Project Summary Corneal wound healing is a complex and coordinated process involving injury repair to the epithelial layer and stimulation of limbal stem cell (LSC) proliferation for tissue regeneration. Prevention of excessive stromal myofibroblast activation and vascular ingrowth is also imperative to avoid fibrosis and angiogenesis, which can compromise transparency of the cornea. An approach that can functionally target multiple steps in corneal wound healing may have the potential to significantly improve healing outcomes, leading to novel therapeutic options. This project stems from our novel findings that reveal a vital role for MG53, a tissue repair gene, in modulating LSC function associated with corneal injury-repair. We show that genetic ablation of MG53 leads to injury-induced corneal epithelial thinning, conjunctivalization, stromal fibrosis, and vascularization, all hallmarks of limbal stem cell deficiency (LSCD). Mice with sustained elevation of MG53 in circulation show increased tissue regenerative capacity with enhanced LSC function. MG53 is present in the human tear film, aqueous humor, and corneal epithelial cells, supporting its potential function in corneal homeostasis and wound healing. Using in vivo corneal injury models, we find that MG53 promotes corneal transparency by facilitating epithelial viability and reducing post-injury fibrosis and vascularization. Experiments outlined in this project are centered on testing the hypothesis that MG53 constitutes an active component of the corneal injury- repair and regeneration by maintaining the health of LSCs, as well as controlling the fibrotic response of stromal fibroblasts. We envision that pharmacological formulation to enhance the synergy between MG53 delivery, LSC function, and fibrotic control could be a potentially effective means to treat corneal diseases. The outcome of this research shall have significant translational value in developing potentially effective therapies to treat corneal injury and fibrosis associated with corneal disease.

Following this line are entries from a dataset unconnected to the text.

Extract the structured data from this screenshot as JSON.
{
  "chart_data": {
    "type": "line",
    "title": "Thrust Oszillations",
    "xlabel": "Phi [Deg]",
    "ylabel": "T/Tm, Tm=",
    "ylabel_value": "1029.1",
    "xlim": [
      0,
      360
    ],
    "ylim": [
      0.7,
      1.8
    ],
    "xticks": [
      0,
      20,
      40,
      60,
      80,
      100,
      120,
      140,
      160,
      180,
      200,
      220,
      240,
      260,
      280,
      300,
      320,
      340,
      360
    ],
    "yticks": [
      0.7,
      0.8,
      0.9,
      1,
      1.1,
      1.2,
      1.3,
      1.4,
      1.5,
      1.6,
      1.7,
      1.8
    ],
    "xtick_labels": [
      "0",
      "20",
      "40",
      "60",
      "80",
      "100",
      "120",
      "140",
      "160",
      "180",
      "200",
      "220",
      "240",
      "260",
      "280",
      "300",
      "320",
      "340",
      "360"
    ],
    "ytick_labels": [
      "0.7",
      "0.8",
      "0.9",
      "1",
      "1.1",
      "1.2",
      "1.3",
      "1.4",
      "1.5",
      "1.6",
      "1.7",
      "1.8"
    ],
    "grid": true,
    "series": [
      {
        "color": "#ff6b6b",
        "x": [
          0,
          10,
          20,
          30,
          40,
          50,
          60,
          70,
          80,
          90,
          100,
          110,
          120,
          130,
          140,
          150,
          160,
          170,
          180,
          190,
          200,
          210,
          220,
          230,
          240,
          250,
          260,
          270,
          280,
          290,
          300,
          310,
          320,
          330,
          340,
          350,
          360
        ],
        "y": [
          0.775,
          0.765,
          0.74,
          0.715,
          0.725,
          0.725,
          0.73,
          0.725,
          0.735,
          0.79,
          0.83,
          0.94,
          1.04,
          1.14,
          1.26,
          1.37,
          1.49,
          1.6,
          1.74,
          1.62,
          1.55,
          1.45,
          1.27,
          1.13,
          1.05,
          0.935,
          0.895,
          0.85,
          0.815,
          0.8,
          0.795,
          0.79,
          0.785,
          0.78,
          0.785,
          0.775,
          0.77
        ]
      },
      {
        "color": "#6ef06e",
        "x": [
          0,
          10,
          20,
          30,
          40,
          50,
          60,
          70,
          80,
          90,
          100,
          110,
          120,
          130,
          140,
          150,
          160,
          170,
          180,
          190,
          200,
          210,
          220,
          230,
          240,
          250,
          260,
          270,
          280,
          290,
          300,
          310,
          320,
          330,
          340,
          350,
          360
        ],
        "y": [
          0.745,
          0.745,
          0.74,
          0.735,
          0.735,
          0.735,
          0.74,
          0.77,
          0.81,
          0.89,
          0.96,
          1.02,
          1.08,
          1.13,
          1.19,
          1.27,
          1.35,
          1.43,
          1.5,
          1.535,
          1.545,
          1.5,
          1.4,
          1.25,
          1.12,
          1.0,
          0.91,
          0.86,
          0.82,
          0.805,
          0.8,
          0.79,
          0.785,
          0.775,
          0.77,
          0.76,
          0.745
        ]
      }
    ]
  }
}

项目摘要 角膜伤口愈合是一个复杂而协调的过程，涉及到上皮的损伤修复。 以及刺激角膜缘干细胞(LSC)增殖以促进组织再生。防止过度使用 间质肌成纤维细胞的激活和血管内长也是避免纤维化和血管生成的必要条件。 这可能会影响角膜的透明度。一种可以在功能上针对多个步骤的方法 在角膜伤口愈合方面可能有显著改善愈合结果的潜力，导致新的 治疗选择。这个项目源于我们的新发现，揭示了MG53在组织修复中的重要作用 基因，在调节与角膜损伤修复相关的LSC功能。我们证明了MG53的遗传消融 导致损伤所致的角膜上皮变薄、结膜形成、间质纤维化和血管形成，所有这些 角膜缘干细胞缺乏(LSCD)的特征。循环中MG53持续升高的小鼠显示 增强LSC功能，增强组织再生能力。MG53存在于人类泪膜中， 房水和角膜上皮细胞，支持其在角膜动态平衡和 伤口愈合。利用活体角膜损伤模型，我们发现MG53通过 促进上皮细胞存活，减少损伤后纤维化和血管形成。这篇文章中概述的实验 项目的中心是测试MG53构成角膜损伤的活性成分的假设- 通过维持LSCs的健康以及控制LSCs的纤维化反应来修复和再生 间质成纤维细胞。我们设想，该药物配方将增强MG53之间的协同作用 交付、LSC功能和纤维化控制可能是治疗角膜疾病的一种潜在的有效手段。这个 这项研究的结果在开发潜在有效的治疗方法方面具有重要的翻译价值 用于治疗与角膜疾病相关的角膜损伤和纤维化。